Gastrointestinal sistemin birçok hastalığı, mide suyunun asitliğindeki değişikliklerle doğrudan ilişkilidir. Bu nedenle mide asiditesinin nasıl belirleneceğini bilmek çok önemlidir. Göstergelere dayanarak, hastalığın tedavisi reçete edilir.
Asitliğin belirlenmesi türleri
Midenin asitliğini nasıl bildiğinizi düşünün. Bunu yapmak için, belirlemek için farklı seçenekler kullanabilirsiniz:
- mide sondajı;
- asit testi, idrar boyama derecesinin belirlenmesi.
Problu bir prob, kalın ve ince bir prob kullanır. Kalınlık mide salgısının aktivitesi ile belirlenir ve asitlik inceliklidir. Prob olmayan yöntem, idrarda üropepsin belirlenmesine dayanır. Çoğu zaman bu tanı yöntemi önceden teşhis edilmiş bir tanıyı doğrulamak için yapılır.
Midenin asitliği nedir? Sağlıklı bir insanda mide suyundaki toplam hidroklorik asit içeriği yaklaşık% 0.4-0.5'tür. Normal asitliğin pH değeri 1.5-2.0, minimum içeriği 0.83 pH ve maksimum 8.3pH'dir.

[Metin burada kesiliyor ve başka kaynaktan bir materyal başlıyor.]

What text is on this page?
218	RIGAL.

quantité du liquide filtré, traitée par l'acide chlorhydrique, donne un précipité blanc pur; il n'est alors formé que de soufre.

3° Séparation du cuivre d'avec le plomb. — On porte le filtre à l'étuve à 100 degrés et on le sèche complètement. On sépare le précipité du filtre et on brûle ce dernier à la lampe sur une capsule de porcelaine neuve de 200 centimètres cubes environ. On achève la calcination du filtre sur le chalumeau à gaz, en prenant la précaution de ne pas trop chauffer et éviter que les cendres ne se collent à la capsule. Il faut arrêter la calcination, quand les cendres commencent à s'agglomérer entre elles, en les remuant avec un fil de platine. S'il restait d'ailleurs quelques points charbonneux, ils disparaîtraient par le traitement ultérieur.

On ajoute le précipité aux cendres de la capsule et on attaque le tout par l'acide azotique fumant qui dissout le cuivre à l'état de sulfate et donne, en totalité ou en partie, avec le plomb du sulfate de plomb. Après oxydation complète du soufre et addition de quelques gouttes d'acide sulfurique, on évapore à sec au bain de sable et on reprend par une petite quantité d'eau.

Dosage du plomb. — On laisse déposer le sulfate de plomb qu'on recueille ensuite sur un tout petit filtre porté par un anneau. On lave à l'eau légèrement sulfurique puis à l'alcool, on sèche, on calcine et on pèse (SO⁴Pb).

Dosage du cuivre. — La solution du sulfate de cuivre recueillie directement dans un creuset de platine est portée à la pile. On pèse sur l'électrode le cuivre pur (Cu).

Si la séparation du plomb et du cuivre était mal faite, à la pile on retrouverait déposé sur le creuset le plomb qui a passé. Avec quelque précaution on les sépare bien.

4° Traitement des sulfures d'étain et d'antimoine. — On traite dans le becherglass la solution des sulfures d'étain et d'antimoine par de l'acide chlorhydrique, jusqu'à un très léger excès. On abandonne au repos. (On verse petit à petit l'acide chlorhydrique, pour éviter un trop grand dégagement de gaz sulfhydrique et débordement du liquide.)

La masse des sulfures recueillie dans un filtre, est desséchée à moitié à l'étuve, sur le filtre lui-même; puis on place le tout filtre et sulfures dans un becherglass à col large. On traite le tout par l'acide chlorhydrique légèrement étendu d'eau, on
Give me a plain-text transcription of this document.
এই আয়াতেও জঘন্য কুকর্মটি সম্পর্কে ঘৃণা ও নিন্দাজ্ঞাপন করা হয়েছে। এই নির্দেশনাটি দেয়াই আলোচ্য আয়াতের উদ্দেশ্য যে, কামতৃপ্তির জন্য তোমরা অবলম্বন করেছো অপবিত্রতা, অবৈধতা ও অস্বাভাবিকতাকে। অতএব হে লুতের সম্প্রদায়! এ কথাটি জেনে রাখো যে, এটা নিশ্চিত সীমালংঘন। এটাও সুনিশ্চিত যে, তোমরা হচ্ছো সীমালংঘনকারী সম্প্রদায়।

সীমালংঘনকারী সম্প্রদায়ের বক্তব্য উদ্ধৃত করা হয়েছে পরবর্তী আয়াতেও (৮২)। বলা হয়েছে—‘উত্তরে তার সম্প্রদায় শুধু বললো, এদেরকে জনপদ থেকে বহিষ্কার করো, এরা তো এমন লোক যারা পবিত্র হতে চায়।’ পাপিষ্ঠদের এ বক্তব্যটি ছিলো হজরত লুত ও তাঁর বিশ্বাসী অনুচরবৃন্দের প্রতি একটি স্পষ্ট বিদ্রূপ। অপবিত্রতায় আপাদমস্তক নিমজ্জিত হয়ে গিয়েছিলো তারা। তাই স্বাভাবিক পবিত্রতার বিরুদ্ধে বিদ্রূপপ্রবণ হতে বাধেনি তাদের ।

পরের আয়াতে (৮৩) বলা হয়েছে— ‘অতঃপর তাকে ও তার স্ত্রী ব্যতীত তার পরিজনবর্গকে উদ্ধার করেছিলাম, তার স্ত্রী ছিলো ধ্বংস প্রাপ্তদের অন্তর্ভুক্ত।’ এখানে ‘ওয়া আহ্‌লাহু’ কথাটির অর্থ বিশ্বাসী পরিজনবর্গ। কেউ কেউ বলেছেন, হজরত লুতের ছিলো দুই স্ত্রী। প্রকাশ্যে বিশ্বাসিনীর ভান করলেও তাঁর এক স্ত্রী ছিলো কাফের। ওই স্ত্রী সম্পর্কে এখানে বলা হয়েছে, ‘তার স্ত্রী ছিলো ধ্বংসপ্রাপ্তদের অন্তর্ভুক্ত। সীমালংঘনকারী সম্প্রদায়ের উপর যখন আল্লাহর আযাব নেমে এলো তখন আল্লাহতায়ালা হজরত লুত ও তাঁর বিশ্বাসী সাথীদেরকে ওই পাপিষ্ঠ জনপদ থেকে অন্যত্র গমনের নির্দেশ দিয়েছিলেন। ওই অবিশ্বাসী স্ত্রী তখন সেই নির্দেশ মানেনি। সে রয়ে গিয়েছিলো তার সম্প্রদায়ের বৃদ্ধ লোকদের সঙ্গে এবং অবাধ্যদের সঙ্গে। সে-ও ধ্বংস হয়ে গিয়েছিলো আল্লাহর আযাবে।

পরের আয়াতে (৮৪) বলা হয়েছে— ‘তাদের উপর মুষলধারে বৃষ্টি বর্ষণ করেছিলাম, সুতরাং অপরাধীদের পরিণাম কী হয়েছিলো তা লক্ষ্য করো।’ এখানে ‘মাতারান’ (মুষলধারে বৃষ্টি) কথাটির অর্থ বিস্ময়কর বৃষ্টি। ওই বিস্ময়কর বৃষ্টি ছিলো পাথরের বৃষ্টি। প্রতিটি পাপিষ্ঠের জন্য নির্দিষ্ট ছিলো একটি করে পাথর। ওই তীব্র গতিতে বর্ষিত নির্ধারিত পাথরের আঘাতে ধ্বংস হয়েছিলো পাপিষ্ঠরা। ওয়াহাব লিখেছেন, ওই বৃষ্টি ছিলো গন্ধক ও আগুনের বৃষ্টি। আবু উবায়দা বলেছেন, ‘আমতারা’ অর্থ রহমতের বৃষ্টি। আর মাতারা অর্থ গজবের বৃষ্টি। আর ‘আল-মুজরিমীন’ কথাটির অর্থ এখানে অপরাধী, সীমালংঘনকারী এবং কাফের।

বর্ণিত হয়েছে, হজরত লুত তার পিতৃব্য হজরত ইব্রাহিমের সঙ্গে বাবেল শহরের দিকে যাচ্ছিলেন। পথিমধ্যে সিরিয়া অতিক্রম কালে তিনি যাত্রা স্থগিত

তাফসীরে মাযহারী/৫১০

Gastrik asitliğin belirtileri
Duyguları ile mide suyunun durumunu belirlemek de mümkündür, çünkü yüksek veya düşük hidroklorik asit seviyesi çeşitli tezahürlere neden olabilir. Örneğin, mide artmış asitliğin karakteristik semptomları şunlardır:
- mide ekşimesi ;
- yemekten sonra ciddiyet;
- midede yanık ağrısı;
- iştah ve tat duyumları azaldı;
- asitli gıdalara karşı toleranssızlık.
Mide düşük asitliği aşağıdaki belirtilerle karakterizedir:
- ağızdan hoş olmayan ve çirkin bir koku;
- Yedikten sonra acı ve acı hissi;
- yemekler arasında mide bulantısı;
- kuru cilt ve saç;
- yüzünde akne ve damarların görünümü;
- karın şişkinlik ve rumbling;
- ağızda demir tadı ;
- bağışıklıkta genel azalma.
Mide asiditesindeki artış, çok keskin, yağlı, ekşi yiyecek ve hızlı ve yoğun gıda kullanımı ile tetiklenebilir. Midede azalmış asit içeriği ile çeşitli mantarlar ve virüsler aktif olarak gelişebilir ve bu nedenle sağlık için çok tehlikelidir. Bu nedenle, asitliği normal sınırlar içinde tutmak çok önemlidir.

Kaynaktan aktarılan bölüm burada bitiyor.